Partant du principe que le ratio cours/bénéfices prévisionnel représente le cours actuel d’une action divisé par les bénéfices attendus sur pour l’exercice à venir, il paraît difficile de se prononcer sur l’utilité de cet indicateur dans le contexte actuel où les bénéfices à un horizon d’une année sont particulièrement incertains. On pourrait cependant arguer que si les perspectives bénéficiaires sont difficiles à évaluer, alors ceci devrait se refléter dans les cours et, par conséquent, dans des valorisations plus raisonnables.

Au cours des années 1970 et 1980, les taux d’intérêt américains étaient à deux chiffres et les ratios cours/bénéfices des actions américaines, fréquemment inférieurs à 10. Puis au fil du temps, la politique d’expansion monétaire menée par la Fed et ses programmes d’achats d’actifs ont fait baisser les taux. Ceci s’est traduit par une augmentation de l’appétit au risque et des valorisations. Ce processus a été relativement progressif jusqu’à cette année, lorsque la taille du bilan de la Fed et la valorisation des actions ont toutes deux fortement augmenté.

Le cours d’une action représente la valeur attribuée par les investisseurs aux futurs flux de trésorerie de l’entreprise, pour autant qu’elle continue d’exister. Or c’est précisément là que se situe le cœur du problème. L’entreprise doit pouvoir poursuivre son activité une fois la crise passée. Investir de manière sensée consiste donc à prendre conscience de ce risque de cessation d’activité, l’ignorer, c’est tomber dans l’exubérance irrationnelle.

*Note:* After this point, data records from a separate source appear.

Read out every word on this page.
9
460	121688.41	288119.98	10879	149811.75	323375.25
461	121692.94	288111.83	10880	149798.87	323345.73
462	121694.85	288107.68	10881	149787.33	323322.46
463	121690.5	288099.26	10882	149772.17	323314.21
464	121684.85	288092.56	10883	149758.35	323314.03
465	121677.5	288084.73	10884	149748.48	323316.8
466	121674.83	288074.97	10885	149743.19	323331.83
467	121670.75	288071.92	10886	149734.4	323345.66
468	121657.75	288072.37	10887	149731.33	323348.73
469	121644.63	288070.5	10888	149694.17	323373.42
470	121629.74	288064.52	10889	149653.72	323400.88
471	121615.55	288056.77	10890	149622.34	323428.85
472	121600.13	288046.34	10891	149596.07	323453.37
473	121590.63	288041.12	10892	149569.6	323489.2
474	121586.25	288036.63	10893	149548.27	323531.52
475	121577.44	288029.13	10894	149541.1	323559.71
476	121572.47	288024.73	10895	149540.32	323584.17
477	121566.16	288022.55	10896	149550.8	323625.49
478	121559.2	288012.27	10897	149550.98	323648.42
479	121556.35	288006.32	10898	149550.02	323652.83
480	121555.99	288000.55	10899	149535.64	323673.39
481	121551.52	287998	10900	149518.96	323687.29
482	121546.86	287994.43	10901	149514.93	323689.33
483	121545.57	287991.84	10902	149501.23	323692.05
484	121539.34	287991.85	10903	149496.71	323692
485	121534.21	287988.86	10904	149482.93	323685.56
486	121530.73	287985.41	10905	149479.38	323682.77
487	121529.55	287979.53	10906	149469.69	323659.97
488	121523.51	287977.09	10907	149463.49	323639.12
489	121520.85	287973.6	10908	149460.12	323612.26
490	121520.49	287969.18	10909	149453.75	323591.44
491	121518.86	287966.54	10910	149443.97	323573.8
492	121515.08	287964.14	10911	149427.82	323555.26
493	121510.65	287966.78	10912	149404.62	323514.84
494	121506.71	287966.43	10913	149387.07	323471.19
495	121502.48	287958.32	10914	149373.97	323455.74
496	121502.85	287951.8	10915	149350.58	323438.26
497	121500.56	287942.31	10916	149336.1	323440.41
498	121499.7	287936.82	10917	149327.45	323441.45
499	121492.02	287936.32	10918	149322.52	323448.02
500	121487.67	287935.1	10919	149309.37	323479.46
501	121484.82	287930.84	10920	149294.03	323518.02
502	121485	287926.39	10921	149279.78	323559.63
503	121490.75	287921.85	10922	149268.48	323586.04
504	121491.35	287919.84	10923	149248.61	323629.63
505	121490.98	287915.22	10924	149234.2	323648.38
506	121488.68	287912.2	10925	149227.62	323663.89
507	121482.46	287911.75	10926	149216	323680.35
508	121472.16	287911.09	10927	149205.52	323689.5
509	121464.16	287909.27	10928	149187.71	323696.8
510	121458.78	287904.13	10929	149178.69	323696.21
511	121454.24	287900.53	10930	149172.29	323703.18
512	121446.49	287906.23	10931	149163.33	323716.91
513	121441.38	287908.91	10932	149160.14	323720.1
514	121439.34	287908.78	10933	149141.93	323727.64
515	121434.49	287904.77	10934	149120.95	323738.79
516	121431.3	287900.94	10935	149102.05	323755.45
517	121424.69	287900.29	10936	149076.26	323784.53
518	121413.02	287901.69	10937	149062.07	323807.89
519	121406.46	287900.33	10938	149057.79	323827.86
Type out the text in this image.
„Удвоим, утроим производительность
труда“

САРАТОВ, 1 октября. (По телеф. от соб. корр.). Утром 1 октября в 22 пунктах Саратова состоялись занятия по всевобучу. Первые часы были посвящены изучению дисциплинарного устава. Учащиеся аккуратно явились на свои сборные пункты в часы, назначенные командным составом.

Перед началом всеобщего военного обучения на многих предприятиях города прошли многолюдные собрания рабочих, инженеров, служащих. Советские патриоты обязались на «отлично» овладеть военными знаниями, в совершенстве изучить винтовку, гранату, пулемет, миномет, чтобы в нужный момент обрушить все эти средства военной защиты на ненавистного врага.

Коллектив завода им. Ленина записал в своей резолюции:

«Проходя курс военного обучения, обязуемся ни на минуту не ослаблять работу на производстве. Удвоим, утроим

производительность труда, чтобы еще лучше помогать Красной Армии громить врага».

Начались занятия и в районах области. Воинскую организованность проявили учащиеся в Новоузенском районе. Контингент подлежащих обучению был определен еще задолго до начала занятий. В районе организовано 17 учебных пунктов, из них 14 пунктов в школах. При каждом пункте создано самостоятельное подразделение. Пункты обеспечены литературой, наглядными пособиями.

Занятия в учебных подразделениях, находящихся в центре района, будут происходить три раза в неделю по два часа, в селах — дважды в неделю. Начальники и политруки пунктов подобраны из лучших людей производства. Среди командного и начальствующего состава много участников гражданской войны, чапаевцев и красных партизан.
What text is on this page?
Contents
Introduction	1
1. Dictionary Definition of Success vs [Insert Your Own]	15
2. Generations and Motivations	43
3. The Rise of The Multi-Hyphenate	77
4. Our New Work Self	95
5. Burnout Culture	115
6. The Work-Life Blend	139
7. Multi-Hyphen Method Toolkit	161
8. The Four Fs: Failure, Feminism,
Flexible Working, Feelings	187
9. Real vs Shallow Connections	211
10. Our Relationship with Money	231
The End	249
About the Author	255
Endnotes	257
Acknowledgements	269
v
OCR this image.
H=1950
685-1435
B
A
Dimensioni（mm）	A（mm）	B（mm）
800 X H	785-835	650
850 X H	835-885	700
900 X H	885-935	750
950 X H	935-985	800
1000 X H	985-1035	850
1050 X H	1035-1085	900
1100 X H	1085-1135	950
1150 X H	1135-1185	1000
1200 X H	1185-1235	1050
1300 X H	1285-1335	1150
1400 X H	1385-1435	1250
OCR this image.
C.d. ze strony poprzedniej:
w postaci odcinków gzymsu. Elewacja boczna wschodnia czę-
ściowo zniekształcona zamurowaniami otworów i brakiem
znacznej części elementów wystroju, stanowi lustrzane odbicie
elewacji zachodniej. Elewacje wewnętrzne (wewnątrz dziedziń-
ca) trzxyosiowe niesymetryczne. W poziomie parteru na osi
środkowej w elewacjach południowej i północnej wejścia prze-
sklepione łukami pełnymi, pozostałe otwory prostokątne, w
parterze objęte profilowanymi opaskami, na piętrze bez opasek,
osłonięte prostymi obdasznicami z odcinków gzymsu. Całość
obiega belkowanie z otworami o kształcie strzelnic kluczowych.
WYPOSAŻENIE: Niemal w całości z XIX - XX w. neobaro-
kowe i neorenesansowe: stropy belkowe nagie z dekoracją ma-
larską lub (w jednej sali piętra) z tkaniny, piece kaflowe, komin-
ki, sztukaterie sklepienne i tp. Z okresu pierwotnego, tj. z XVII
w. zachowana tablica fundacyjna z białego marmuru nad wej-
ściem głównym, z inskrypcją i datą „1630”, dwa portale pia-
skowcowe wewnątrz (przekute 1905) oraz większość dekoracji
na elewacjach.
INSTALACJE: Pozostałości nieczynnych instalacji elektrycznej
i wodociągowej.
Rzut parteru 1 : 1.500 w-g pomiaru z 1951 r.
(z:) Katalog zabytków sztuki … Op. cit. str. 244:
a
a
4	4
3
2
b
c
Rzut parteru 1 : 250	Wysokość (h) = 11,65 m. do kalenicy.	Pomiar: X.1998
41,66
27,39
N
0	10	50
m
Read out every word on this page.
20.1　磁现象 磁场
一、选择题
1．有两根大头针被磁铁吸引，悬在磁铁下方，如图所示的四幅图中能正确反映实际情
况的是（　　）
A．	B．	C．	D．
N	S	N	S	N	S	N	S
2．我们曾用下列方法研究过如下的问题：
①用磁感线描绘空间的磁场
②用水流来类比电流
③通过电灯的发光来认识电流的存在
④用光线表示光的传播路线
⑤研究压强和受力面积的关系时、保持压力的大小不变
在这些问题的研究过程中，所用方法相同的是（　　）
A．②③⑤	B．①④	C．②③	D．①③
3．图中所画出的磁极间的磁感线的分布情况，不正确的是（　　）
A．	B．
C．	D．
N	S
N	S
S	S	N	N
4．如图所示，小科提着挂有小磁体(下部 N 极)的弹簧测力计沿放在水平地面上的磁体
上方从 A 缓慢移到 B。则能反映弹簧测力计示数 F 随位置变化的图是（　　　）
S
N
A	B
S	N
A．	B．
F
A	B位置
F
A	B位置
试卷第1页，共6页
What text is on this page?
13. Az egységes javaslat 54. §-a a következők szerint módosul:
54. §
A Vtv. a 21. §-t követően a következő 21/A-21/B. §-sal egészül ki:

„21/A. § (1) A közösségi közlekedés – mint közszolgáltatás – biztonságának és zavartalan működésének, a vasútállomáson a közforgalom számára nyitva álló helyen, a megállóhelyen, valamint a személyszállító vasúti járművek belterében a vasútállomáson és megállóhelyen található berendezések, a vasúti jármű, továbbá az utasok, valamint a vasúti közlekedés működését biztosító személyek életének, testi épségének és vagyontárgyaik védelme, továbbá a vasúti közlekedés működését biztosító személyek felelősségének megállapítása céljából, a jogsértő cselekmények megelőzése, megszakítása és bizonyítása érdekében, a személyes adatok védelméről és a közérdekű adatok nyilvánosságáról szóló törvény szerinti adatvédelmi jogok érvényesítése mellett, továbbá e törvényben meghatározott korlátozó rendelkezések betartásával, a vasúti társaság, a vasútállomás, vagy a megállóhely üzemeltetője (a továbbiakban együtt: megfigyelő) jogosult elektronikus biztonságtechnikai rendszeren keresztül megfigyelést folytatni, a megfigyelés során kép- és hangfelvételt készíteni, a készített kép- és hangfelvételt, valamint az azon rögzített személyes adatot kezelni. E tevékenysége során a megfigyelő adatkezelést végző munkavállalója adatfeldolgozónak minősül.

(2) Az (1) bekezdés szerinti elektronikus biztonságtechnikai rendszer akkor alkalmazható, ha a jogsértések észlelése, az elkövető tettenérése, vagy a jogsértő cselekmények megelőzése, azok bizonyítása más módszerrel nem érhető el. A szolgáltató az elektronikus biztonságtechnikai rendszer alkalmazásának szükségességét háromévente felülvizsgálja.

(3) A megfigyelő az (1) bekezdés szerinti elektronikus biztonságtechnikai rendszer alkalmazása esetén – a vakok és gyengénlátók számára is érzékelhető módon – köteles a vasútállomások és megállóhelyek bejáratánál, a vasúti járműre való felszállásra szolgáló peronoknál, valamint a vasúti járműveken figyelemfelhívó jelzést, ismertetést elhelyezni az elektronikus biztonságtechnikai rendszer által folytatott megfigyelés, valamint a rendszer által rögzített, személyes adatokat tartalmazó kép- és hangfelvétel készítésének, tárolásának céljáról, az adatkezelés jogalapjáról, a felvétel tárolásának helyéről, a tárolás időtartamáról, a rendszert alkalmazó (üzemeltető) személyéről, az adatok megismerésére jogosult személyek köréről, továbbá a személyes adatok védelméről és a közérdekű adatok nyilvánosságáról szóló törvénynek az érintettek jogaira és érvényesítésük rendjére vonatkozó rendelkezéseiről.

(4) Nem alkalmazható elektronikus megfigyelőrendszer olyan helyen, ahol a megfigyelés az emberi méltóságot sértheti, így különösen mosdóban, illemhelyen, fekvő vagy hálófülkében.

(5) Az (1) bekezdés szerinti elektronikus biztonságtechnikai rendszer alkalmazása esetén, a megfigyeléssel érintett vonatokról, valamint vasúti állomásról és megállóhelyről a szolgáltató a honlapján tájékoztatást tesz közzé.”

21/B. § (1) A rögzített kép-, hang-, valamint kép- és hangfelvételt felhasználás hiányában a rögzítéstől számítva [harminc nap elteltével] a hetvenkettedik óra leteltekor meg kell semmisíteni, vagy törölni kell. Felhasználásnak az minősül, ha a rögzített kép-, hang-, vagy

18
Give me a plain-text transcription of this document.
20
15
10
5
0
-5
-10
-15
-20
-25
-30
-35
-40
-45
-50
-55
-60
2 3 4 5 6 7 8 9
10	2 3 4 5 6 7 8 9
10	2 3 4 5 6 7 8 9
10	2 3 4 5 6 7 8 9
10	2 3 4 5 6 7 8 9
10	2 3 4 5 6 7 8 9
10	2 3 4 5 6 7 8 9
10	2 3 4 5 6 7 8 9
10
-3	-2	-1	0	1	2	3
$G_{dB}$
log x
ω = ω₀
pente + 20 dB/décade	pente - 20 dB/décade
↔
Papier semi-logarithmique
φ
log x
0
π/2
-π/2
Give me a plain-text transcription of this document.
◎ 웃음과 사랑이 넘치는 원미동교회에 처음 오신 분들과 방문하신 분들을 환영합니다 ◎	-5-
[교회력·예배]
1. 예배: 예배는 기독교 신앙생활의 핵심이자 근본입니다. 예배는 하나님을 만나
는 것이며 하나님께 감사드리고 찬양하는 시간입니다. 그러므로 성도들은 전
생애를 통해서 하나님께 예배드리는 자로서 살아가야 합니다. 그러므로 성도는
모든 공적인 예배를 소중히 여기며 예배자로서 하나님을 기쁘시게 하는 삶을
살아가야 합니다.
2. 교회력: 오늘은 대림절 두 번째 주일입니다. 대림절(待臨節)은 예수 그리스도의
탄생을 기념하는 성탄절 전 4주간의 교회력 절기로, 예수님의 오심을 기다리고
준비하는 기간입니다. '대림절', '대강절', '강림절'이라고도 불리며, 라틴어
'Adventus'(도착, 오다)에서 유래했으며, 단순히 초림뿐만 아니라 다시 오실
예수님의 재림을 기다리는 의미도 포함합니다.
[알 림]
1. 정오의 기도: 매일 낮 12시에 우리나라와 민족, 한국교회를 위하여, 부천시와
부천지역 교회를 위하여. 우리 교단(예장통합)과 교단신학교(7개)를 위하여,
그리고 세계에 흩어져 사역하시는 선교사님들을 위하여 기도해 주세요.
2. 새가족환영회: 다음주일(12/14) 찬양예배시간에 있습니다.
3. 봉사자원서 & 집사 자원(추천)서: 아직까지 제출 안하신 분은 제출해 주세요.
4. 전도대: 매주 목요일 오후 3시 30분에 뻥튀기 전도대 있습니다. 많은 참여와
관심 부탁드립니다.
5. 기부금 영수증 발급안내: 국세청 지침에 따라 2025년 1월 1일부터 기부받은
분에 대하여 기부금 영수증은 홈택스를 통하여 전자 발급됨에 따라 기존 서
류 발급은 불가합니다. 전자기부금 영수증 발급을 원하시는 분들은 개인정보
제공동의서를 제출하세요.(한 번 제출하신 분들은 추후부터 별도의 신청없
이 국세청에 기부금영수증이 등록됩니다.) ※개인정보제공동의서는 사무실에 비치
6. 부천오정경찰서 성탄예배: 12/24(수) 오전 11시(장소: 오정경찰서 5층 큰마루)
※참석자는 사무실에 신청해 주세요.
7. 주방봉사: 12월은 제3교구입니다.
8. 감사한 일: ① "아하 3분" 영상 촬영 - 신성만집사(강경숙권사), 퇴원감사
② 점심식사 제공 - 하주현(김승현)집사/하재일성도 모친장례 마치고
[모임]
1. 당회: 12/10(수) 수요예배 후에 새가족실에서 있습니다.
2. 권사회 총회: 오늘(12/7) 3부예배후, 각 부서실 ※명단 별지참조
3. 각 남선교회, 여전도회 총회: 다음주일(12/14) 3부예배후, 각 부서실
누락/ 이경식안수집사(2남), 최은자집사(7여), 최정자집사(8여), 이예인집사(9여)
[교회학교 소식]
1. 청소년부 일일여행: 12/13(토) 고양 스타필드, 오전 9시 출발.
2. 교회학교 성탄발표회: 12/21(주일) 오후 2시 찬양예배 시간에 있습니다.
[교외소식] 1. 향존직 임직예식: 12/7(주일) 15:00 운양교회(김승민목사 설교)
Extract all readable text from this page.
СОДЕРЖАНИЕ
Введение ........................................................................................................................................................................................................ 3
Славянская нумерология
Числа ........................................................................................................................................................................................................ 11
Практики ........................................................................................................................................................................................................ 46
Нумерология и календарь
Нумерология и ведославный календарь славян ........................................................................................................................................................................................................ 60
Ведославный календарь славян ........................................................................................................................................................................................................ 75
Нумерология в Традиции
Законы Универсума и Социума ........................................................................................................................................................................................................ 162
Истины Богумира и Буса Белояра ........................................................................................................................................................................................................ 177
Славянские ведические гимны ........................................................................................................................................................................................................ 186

Une approche d’investissement équilibrée pourrait permettre d’intégrer ces risques,
sans pour autant renoncer à profiter des hausses de marché.
Ignorer les risques ne les fait pas disparaître

Le jeudi 11 juin, l'indice S&P 500 chutait d'environ 6% en réaction aux prévisions pessimistes annoncées par la Fed. Ce jour-là, l’indice de volatilité VIX bondissait pour passer de 27 à 44, les investisseurs cherchant massivement à se couvrir. Le 16 juin, le marché se redressait à la suite de la déclaration selon laquelle la Fed réitérait son intention d’acheter des obligations d’entreprises.  Le «put» de la Fed était ainsi mis en place, offrant un plancher à partir duquel les cours des actions pouvaient rebondir. Cependant, la réalité économique restait inchangée.

Par ailleurs, de nombreux risques se profilent à l’horizon. Une 2e vague de pandémie pourrait forcer les gouvernements à imposer un nouveau confinement. La multiplication des faillites entamerait la confiance des entreprises. Tous les emplois perdus pourraient ne pas être remplacés et la reprise économique pourrait prendre la forme d’un «W». A tout cela vient s’ajouter la guerre commerciale sino-américaine et le regain de tension entre les deux pays à propos du projet de loi sur la sécurité à Hong Kong.

Une approche plus intelligente de la gestion des risques

Une approche d’investissement équilibrée pourrait permettre d’intégrer ces risques, sans pour autant renoncer à profiter des hausses de marché. Il s’agit d’accroître la résilience des portefeuilles pour tenir compte de l’évolution de l’économie réelle et d’éviter qu’ils ne soient déstabilisés par la moindre déclaration émanant des banques centrales, surtout lorsqu’elles profèrent des évidences comme celle qui consiste à affirmer que la pandémie va poser de nouveaux défis à l’économie.

Il existe de nombreuses manières de construire des portefeuilles de ce type, l’essentiel étant que les actifs défensifs déploient leur efficacité au moment où ils sont le plus nécessaires. L’or en est un bon exemple cette année, puisque sa performance a été nettement supérieure à celle des actions.  Le métal jaune ne remplace pas les actions, mais il les complète. Les autres actifs défensifs jouent un rôle similaire. Bref, il s’agit de ne pas «mettre tous ses œufs dans le même panier». Les habitants de Wall Street seraient également bien inspirés de méditer sur ce principe «aime ton prochain…»: si leurs fortunes semblent avoir divergé de celles de leurs voisins de Main Street, leurs chemins finiront par se croiser. C’est une nécessité.